The Shanghai Composite Index shed 1.1 percent and
the CSI300 of the top Shanghai and Shenzhen A-share
listings lost 1 percent. Both closed at their lowest since March
28, with gold miners among the biggest drags after gold prices
sank to a 2-year low.
Shanghai volume increased slightly from Friday, but was
still some 24 percent below its average in the last month, the
tenth session it had remained under that level. Hong Kong
turnover was 16.5 percent below average.
"This drop in gold prices is a precursor to more volatility
in the stock markets. I won't be adding excessive risk before
China's second quarter data," said Hong Hao, chief strategist at
Bank of Communication International Securities.
"The bad market reaction today is a result of raised
expectations after last week's credit growth figures. This China
GDP miss probably points to ineffectual credit growth because
money is being used by companies to pay off short-term loans and
interest," Hong added.
Expectations for a stronger growth figure were elevated last
week when data showed total social financing, the central bank's
broad measure of liquidity in the economy that includes non-bank
lending, surged to 2.54 trillion yuan ($410.2 billion) in March
from February's 1.07 trillion yuan.
On Monday, Chinese oil major CNOOC Ltd was among
the biggest drags on the Hang Seng Index, diving 3.1 percent to
its lowest closing level since June with Brent oil gravitating
back towards a 9-month low set last Friday.
Now trading at HK$13.74, chart support is next seen at
HK$13.18, its June 5 trough. A break below this level may point
to more losses ahead. It is now down nearly 20 percent this
year, compared with the Hang Seng Index's 4 percent loss.

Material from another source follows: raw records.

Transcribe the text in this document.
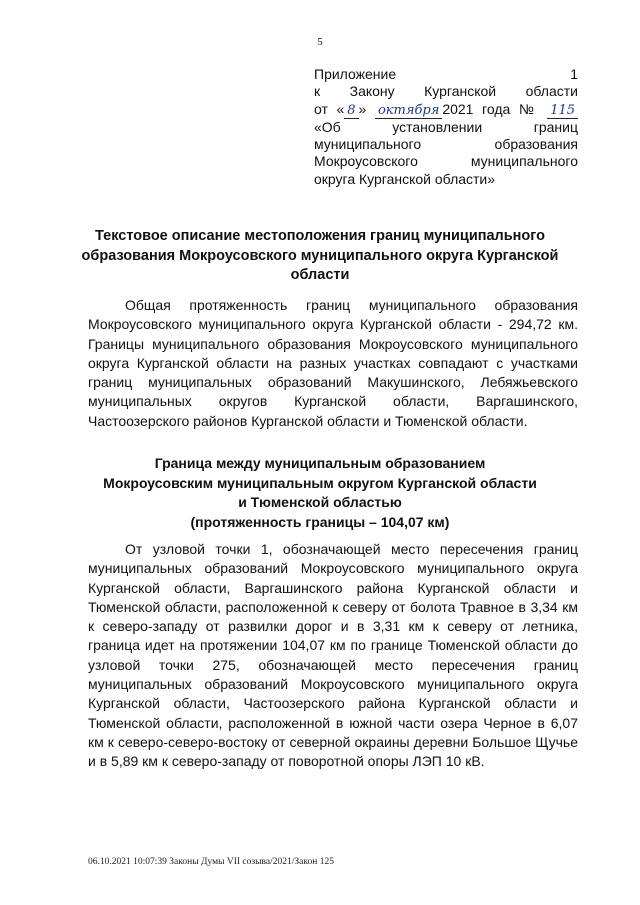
5
Приложение 1
к Закону Курганской области
от « 8 » октября 2021 года № 115
«Об	установлении	границ
муниципального	образования
Мокроусовского	муниципального
округа Курганской области»
Текстовое описание местоположения границ муниципального образования Мокроусовского муниципального округа Курганской области

Общая протяженность границ муниципального образования Мокроусовского муниципального округа Курганской области - 294,72 км. Границы муниципального образования Мокроусовского муниципального округа Курганской области на разных участках совпадают с участками границ муниципальных образований Макушинского, Лебяжьевского муниципальных округов Курганской области, Варгашинского, Частоозерского районов Курганской области и Тюменской области.

Граница между муниципальным образованием
Мокроусовским муниципальным округом Курганской области
и Тюменской областью
(протяженность границы – 104,07 км)

От узловой точки 1, обозначающей место пересечения границ муниципальных образований Мокроусовского муниципального округа Курганской области, Варгашинского района Курганской области и Тюменской области, расположенной к северу от болота Травное в 3,34 км к северо-западу от развилки дорог и в 3,31 км к северу от летника, граница идет на протяжении 104,07 км по границе Тюменской области до узловой точки 275, обозначающей место пересечения границ муниципальных образований Мокроусовского муниципального округа Курганской области, Частоозерского района Курганской области и Тюменской области, расположенной в южной части озера Черное в 6,07 км к северо-северо-востоку от северной окраины деревни Большое Щучье и в 5,89 км к северо-западу от поворотной опоры ЛЭП 10 кВ.

06.10.2021 10:07:39 Законы Думы VII созыва/2021/Закон 125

Chinese gold miners were among the bigger percentage losers
in the A-share market as gold prices extended a downward spiral
on Monday after posting last Friday its biggest one-day slide
Zijin Mining tumbled 5.6 percent in
Shanghai and 7.2 percent to its lowest close since July in Hong
Kong. Its H-share listing is now down 24 percent this year,
compared with the 9 percent slide for the China Enterprises
In a bi-weekly client note, Chinese brokerage CICC said they
expect the H-share index, which closed on Monday at 10,440.8, to
reach 12,000 by the end of the June, while also slightly raising
their end-2013 target to 12,800 from 12,500.
"We see material domestic policy tightening less likely
anytime soon," they said in the same note, released before
Monday's slew of China economic data announcements.
"Instead, with the expansionary fiscal and moderate monetary
policy, we expect industrial output growth to reaccelerate over
coming months, driven mainly by continued strength in fixed
asset investment and still accommodative liquidity," they added.
BAD DATA ADDS TO PROFIT WARNING GLOOM
The slew of China data release on Monday also saw March
industrial output growing 8.9 percent from a year earlier
against expectations for 10 percent, retail sales rising 12.6
percent versus estimates for 12.5 percent.
Quarterly fixed-asset investment grew 20.9 percent in the
first quarter from a year earlier, lower than expectations for
21.3 percent. This added to jitters after Zoomlion Heavy
Industry warned on Friday that its first
quarter net profit may drop by up to 80 percent.
JP Morgan analysts said in a note that Zoomlion's weak first
quarter result may trigger further cuts in earnings
expectations, flagging mounting destocking pressures and its
rapidly rising ratio of potential bad debt.
Zoomlion's shares in Hong Kong dived 8.3 percent to its
lowest closing level since Sept. 26, 2011. The H-share listing
of China's second-largest construction equipment maker has
plunged 34 percent in 2013. Its A-share listing shed 5.5 percent
in Shenzhen and is now down 17 percent this year.
Another cyclical counter, China National Materials Co Ltd
tumbled 5.9 percent after warning it expects to post a
substantially decreased first quarter net profit from the year
before due to increasing market competition.